Wanting to continue helping others and investing in community, De Jesus began working with NAMI Eastside, an organization she was first introduced to in a Health Studies fieldwork class. Inspired by its mission to educate, advocate and spread awareness about mental health, she continued working with NAMI Eastside as a program assistant even after the class ended. 

De Jesus engaged in community outreach and distributed promotional materials for the organization’s youth programs. “Working with youth specifically is something I am extremely passionate about as it is something I wish that I had when I was younger,” she said. “Mental health isn’t something that is frequently talked about in Filipino culture, and I was a very shy, closed-off kid. I think having that resource would have made a big impact on me, and I hope that it does for the younger generations.” 

One of the projects De Jesus worked on was the 2023 Eastside Youth Mental Health Conference, which was designed to help young people, educators, families and community members understand mental health challenges — and gain tangible skills and resources to support youth. 

Held annually, this year’s event was intended to raise awareness and reduce stigma about mental health using “Speak your mind” as its theme. “Youth were the leaders in this regard, and there were countless examples of young people sharing inspiring stories and insights,” De Jesus said. “Reminding people to speak their mind is not only encouragement to be open and honest about your mental health, but it is also recognition that prior generations can learn from this as well.” 

As a first-generation student, I know how overwhelming and confusing college can be, and I also know what an impact having a peer coach who is invested in you can make.
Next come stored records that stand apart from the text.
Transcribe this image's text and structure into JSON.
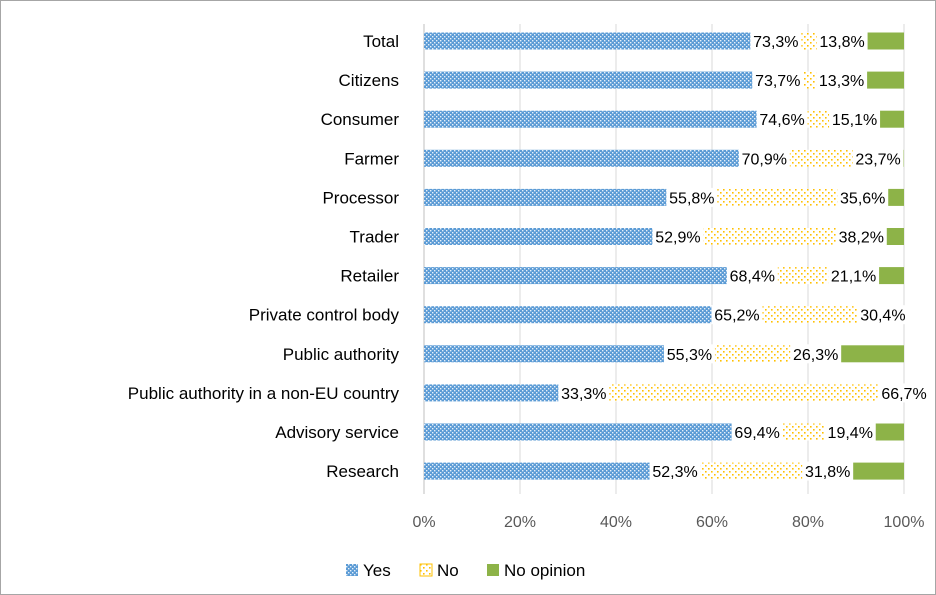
{
  "chart_data": {
    "type": "bar",
    "orientation": "horizontal",
    "stacked": "percent",
    "title": "",
    "xlabel": "",
    "ylabel": "",
    "xlim": [
      0,
      100
    ],
    "x_ticks": [
      "0%",
      "20%",
      "40%",
      "60%",
      "80%",
      "100%"
    ],
    "grid": "vertical",
    "legend_position": "bottom",
    "categories": [
      "Total",
      "Citizens",
      "Consumer",
      "Farmer",
      "Processor",
      "Trader",
      "Retailer",
      "Private control body",
      "Public authority",
      "Public authority in a non-EU country",
      "Advisory service",
      "Research"
    ],
    "series": [
      {
        "name": "Yes",
        "color": "#5B9BD5",
        "pattern": "dense-dots",
        "values": [
          73.3,
          73.7,
          74.6,
          70.9,
          55.8,
          52.9,
          68.4,
          65.2,
          55.3,
          33.3,
          69.4,
          52.3
        ],
        "labels": [
          "73,3%",
          "73,7%",
          "74,6%",
          "70,9%",
          "55,8%",
          "52,9%",
          "68,4%",
          "65,2%",
          "55,3%",
          "33,3%",
          "69,4%",
          "52,3%"
        ]
      },
      {
        "name": "No",
        "color": "#FFC000",
        "pattern": "sparse-dots",
        "values": [
          13.8,
          13.3,
          15.1,
          23.7,
          35.6,
          38.2,
          21.1,
          30.4,
          26.3,
          66.7,
          19.4,
          31.8
        ],
        "labels": [
          "13,8%",
          "13,3%",
          "15,1%",
          "23,7%",
          "35,6%",
          "38,2%",
          "21,1%",
          "30,4%",
          "26,3%",
          "66,7%",
          "19,4%",
          "31,8%"
        ]
      },
      {
        "name": "No opinion",
        "color": "#8DB348",
        "pattern": "solid",
        "values": [
          12.9,
          13.0,
          10.3,
          5.4,
          8.6,
          8.9,
          10.5,
          4.4,
          18.4,
          0.0,
          11.2,
          15.9
        ]
      }
    ]
  }
}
It felt really good to be that for someone else — to pass that knowledge, insight and guidance that I remember needing so much.

Jadyn De Jesus, Health Studies ‘23 

Breaking the cycle 

More than 100 people attended the conference, which made De Jesus proud. “I am so happy that so many people were able to come, talk and learn more about mental health,” she said. “I got so much out of this conference, and I hope others did, too.” 

Looking to the future, De Jesus plans to pursue a career in public health and continue her work to change perceptions about mental health, especially within her community. 

“In the Asian American community, a lot of us share that stigma and shame when it comes to mental health, such as having symptoms or even talking about it. Sometimes you get looked down upon or hushed, which I think is sad,” she said. “I wouldn’t want future generations to deal with that. And generational trauma gets passed on if things are not acknowledged. 

“My goal as a graduate of UW Bothell is to break that cycle and de-stigmatize mental health.”